Relatives of victims of gas attacks carried out by Japan's Aum Supreme Truth cult have vented their anger at the trial of cult guru Shoko Asahara and demanded the death sentence for him.
The greying, bearded and nearly blind Asahara, 48, appeared for his latest hearing at the Tokyo District Court in a grey sweater and black pants.
He showed no emotion as relatives or survivors of attacks testified about their ordeals for the first time since his trial opened seven years ago.
Asahara, whose real name is Chizuo Matsumoto, kept his arms crossed and occasionally turned his face to the public gallery with his eyes shut.
"Considering he was the leader ... I think he deserves capital punishment," said a 43-year-old man, whose sister has been bed-ridden since she fell victim to the cult's Sarin gas attack on the Tokyo subway on March 20, 1995.
The gassing during the morning rush hour killed 12 people and injured thousands of others.
The witness, who gave his name in sworn testimony but asked the media not to identify him for fear of reprisals by the cult, said his 39-year-old sister's heart had stopped beating when emergency services reached her.
"She clung to life though her heart had stopped beating when she was rescued.
"Her body is still stiff and bed-ridden. Rehabilitation for her means to be able to sit in a wheelchair."
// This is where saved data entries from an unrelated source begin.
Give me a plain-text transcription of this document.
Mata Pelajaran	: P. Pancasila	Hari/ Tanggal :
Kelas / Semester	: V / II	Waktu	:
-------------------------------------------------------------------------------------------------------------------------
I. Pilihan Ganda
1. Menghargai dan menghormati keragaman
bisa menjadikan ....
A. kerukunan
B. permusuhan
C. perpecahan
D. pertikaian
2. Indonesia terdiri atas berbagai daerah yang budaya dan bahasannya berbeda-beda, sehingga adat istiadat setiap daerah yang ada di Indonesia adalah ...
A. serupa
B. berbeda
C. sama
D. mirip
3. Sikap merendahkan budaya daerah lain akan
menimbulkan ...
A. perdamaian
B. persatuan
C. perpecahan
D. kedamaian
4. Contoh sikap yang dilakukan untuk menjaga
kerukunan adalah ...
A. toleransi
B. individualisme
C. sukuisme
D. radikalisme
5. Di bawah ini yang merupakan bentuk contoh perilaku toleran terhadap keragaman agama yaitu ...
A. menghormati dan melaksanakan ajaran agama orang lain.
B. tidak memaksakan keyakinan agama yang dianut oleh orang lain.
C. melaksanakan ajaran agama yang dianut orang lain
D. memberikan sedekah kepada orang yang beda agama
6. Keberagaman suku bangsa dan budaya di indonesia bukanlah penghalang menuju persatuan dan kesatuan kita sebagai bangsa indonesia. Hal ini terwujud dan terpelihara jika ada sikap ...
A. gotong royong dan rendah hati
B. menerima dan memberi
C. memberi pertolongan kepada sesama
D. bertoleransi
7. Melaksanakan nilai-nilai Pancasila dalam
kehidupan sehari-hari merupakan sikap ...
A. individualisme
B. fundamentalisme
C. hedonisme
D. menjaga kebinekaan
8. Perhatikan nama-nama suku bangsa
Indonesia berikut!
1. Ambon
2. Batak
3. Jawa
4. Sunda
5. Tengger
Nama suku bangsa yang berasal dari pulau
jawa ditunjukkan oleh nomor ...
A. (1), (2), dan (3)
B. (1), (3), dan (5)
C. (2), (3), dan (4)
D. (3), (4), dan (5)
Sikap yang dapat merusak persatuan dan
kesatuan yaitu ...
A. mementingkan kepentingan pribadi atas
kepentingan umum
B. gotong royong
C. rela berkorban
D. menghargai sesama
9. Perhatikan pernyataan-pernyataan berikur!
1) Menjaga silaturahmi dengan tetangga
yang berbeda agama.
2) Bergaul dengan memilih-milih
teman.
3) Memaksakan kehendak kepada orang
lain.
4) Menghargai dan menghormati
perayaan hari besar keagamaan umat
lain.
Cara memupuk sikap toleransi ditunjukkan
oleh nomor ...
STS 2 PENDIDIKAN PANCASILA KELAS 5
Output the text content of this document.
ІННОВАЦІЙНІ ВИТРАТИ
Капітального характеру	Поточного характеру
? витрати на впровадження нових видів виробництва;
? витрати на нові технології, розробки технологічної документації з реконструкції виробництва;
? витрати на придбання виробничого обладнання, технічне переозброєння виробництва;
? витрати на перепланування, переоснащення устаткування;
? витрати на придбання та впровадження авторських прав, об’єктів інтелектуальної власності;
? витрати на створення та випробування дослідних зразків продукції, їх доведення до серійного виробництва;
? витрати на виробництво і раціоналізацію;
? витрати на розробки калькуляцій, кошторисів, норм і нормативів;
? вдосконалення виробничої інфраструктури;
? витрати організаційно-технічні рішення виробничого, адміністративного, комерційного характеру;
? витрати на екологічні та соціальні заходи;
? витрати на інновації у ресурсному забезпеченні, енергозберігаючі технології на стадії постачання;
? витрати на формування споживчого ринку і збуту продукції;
The victim's brother said it was "irrational" that Asahara was provided with food and clothing while victims' families suffer mentally and financially.
In a written statement read out by a prosecutor, one woman testified: "My father had been bed-ridden for one year and three months and died without opening his eyes or saying a word" after he inhaled the Nazi-invented Sarin gas in the subway on his way to work.
"His throat was cut open with a scalpel to insert a tube, but he did not feel it since the Sarin gas had paralysed his nerves."
Asahara "should disappear from this world in the way my father did", she said.
Another woman whose sister was killed in the Tokyo gas attack said in her statement: "My heart aches when I think about my sister who died an agonising death without understanding what happend to her ... I can think of nothing but capital penalty for him."
Taro Takimoto, a 46-year-old anti-cult lawyer who survived a cult attack with VX nerve gas, also said he wanted to see Asahara sentenced to death.
"The argument for abolishing the death penalty misses the point that human beings are capable of great evil as well as greatness," he said.
Takimoto said he would like to be a witness at Asahara's execution but noted he did not want his Aum disciples to be sentenced to hang.
Asahara has denied masterminding the Tokyo subway attack blaming his disciples, despite testimony from most followers that the offences were commited under his direction.
The cult's guru has made virtually no statement at his trial since January 1998 apart from murmuring incoherently, while he has often appeared to doze during proceedings.
Asahara has refused even to answer his own lawyers' questions.
If he remains silent on a session on April 10, prosecutors are expected to make their closing argument on April 24 against Asahara who is charged with murder and various other crimes in connection to 13 cases.
Nine of his disciples have so far been sentenced to death for their part in the Tokyo gas attack, another gassing in 1994 that killed seven people in the central Japan city of Matsumoto and other murders, including strangling of the entire family of an anti-cult lawyer.